Unlike RIH Management Sdn Bhd, the Hotel in this case did not raise COVID-19 as a special circumstance and seek to set aside or vary Article 11 of the Collective Agreement. Thus, the Industrial Court declined to exercise its power to set aside or vary Article 11.
The Industrial Court ruled that it was the Hotel’s decision to close its door and terminate all employees as of 30.6.2020. In other words, the employees were willing to serve the Hotel until the end of the year, but the Hotel stood in their way. On that basis, employees were entitled to the payment of an annual bonus on a pro-rata basis.
In arriving to this decision, the Industrial Court referred to Progress Castings (1982) Sdn. Bhd. v. Metal Industry Employees’ Union  ILR 250 and Shaw Computer & Management Services Sdn. Bhd. v. National Union of Cinema & Amusement Workers  ILR 75. These cases concluded that the bonus payable under a contract is not contingent upon the realisation of profit by the employer. In fact, this was a deferred salary payment. Therefore, employees were entitled to a portion of that amount for period of service.
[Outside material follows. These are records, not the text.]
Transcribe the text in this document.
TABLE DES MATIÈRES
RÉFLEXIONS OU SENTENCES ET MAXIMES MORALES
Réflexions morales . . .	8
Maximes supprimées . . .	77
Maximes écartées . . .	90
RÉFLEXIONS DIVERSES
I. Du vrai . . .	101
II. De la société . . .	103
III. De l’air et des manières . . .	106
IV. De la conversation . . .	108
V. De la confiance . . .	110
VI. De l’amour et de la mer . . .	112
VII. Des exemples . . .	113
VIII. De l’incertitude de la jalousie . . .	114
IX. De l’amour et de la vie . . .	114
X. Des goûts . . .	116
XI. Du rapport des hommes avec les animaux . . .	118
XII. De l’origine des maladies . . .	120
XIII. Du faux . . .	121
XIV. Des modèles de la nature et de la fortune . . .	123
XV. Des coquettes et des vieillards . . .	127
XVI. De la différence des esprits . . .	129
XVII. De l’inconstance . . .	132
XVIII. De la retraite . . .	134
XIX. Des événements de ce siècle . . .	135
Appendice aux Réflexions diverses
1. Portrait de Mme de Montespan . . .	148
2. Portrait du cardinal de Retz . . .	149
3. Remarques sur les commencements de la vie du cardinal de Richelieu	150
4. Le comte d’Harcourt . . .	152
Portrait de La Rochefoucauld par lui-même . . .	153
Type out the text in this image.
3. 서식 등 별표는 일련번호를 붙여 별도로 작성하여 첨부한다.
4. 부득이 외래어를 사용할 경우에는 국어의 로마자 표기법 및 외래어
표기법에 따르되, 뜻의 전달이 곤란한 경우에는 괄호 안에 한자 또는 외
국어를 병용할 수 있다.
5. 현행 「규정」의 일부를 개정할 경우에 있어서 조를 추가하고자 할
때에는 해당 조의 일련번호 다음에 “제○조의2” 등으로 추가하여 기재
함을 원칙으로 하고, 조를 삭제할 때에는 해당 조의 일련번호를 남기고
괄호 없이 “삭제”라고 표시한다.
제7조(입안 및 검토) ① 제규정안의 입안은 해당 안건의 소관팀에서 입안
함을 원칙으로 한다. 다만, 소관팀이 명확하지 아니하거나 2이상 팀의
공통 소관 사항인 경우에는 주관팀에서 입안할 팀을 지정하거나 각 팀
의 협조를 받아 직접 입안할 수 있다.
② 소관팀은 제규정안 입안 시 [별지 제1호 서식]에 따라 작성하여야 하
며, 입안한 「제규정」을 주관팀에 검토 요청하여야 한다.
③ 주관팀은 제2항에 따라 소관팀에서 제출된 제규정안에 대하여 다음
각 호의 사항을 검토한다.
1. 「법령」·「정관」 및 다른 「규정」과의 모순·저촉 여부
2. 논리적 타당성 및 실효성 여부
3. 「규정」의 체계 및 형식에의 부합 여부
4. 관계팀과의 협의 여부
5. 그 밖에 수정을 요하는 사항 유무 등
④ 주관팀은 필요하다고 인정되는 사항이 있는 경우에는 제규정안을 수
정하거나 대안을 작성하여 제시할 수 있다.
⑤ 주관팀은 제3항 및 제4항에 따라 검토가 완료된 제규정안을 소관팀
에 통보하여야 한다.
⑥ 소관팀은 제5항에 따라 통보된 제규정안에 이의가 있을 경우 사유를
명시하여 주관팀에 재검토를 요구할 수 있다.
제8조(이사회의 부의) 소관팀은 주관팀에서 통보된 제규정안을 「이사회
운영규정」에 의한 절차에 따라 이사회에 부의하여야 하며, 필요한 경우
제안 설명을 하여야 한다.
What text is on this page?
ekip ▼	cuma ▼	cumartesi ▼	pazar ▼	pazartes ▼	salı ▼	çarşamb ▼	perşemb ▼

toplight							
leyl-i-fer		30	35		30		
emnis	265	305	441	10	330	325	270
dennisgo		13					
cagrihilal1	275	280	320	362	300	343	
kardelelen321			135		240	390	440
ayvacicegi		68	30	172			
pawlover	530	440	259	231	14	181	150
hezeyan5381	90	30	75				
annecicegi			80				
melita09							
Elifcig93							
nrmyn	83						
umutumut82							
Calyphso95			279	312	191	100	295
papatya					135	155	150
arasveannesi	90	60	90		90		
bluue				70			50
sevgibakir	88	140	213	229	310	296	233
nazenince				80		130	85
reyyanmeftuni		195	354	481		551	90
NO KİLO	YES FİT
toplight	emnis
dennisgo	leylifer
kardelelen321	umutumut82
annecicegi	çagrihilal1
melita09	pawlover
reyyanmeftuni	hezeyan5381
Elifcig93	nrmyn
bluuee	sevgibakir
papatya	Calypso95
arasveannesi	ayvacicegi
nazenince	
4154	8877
The Industrial Court ruled that Article 11 did not explicitly state that employees are entitled to the pro-rated annual bonus if, and only if, they completed their service by the end of the year. In this case, it was clear that the employees were dismissed and prevented from performing their duties until the end of the year. In the circumstances, the Hotel was obliged to pay the employees their pro-rated annual bonus.
The COVID-19 outbreak can be regarded as a special circumstance which is beyond one’s control. In this regard, the Hotel did put forward the same argument as set out in RIH Management Sdn Bhd that there were special circumstances that warranted the delaying of the implementation of the collective agreement. Nevertheless, one must be mindful that the existence of special circumstances must be pleaded comprehensively and established.
The terms of the collective agreement must be followed by all parties in the spirit of contract. In instances of non-compliance, either party may file a complaint with the court for failure to observe the terms of agreement. However, if there is an express clause in the agreement indicating that the employees are not entitled to a bonus if the business ceases to exist, the court may rule otherwise.
Authored by Clarence Hng Ying Hui, an associate with the firm’s Dispute Resolution practice.